Among the policies are a cryptocurrency tax provision and mandating drunk/impaired "driving prevention technology" in vehicles

Published: November 8, 2021 12:17pm

Updated: November 9, 2021 9:05am

The final $1.2 trillion INVEST in America Act passed the Democrat-led House in a late night vote on Friday. Tucked away inside the infrastructure bill are some controversial policies, including these five:

1. The cryptocurrency tax provision in the Senate version of the bill was the subject of scrutiny from Democrats and Republicans. The language was not amended in the final bill that passed the House. The legislation includes an IRS reporting requirement for brokers of cryptocurrency transactions.

2. Under the "national motor vehicle per-mile user fee pilot" section of the bill, there is a pilot program to create a vehicle miles traveled system for taxing drivers based on their annual vehicle mileage. During his confirmation process, Transportation Secretary Pete Buttigieg floated the idea of taxing motorists based on the number of miles they travel each year as a way to partly fund the legislation.
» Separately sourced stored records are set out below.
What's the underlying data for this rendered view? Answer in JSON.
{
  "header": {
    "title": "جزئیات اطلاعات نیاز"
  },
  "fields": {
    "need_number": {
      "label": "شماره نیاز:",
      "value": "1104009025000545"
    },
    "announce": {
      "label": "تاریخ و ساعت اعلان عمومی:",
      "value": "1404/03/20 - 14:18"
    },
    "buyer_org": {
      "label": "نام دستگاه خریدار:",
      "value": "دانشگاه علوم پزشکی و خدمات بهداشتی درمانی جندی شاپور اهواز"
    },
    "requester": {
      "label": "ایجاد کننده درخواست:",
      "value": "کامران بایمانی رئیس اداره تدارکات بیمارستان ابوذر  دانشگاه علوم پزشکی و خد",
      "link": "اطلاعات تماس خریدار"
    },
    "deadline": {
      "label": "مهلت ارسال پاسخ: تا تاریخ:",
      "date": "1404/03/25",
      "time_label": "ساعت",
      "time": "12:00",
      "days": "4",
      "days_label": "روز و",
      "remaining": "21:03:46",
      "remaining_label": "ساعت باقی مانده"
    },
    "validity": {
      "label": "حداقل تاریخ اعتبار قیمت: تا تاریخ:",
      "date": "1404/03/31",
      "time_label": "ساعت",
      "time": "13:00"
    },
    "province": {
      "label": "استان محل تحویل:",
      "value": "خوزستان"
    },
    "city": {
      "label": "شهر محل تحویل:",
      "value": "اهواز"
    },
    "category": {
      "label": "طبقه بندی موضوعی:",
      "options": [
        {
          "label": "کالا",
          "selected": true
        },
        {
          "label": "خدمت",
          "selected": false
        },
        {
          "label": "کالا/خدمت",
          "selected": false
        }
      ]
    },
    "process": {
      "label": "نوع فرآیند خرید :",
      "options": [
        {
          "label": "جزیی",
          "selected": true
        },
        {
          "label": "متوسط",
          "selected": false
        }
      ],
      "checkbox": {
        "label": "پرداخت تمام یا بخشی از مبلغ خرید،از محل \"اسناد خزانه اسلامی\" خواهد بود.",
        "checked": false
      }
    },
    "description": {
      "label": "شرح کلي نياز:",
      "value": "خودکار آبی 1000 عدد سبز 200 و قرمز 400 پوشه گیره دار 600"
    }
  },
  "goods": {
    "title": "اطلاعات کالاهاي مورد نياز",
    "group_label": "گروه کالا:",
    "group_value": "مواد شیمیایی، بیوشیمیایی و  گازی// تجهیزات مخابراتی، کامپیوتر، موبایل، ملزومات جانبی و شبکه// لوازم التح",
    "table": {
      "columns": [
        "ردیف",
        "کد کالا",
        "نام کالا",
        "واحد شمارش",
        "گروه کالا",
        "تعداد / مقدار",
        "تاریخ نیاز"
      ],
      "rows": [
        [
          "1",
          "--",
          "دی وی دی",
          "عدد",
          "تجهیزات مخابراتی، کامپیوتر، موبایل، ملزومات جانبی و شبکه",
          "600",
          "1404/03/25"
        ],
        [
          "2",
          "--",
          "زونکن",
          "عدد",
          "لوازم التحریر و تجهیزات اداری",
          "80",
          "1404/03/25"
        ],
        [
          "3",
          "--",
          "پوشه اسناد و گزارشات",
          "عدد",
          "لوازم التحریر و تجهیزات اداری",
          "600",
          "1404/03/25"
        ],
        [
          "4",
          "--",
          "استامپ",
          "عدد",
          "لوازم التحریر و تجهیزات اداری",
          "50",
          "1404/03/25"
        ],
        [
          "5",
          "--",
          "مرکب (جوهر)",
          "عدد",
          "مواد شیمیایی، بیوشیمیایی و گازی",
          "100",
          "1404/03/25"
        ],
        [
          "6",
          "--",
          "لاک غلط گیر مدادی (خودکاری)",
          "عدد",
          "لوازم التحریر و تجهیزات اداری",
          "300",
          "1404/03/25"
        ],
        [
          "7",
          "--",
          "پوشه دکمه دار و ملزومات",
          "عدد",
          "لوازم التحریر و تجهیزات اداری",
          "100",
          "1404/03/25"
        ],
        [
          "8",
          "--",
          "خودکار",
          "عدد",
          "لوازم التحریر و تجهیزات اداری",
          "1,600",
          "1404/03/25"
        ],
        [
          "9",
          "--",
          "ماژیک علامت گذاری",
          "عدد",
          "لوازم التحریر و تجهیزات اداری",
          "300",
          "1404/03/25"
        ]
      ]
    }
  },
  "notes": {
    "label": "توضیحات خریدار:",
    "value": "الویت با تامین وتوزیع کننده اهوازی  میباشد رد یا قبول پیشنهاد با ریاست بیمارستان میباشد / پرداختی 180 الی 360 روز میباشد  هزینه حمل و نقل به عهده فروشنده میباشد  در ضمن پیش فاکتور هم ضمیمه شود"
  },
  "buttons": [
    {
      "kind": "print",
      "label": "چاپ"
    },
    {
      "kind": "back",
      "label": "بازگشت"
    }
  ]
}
The Biden administration backed off of full-scale development of the controversial proposal, settling instead for a pilot program. 

3. The bill includes a $118 billion bailout for the Highway Trust Fund, currently funded primarily through federal taxes on gas and diesel fuel. The funds are set to be transferred from the Treasury General Fund to the Highway Trust Fund.

4. The bill includes a mandate for vehicle manufactures to install "drunk and impaired driving prevention technology" as a standard safety feature inside of new vehicles. 

5. The bill provides select cabinet secretaries with the authority to waive government cost-sharing rules with the private sector and fully fund select infrastructure projects with taxpayer dollars.

According to both the Committee for a Responsible Federal Budget and the Congressional Budget Office, the legislation is not fully paid for and will add to the nation's deficit.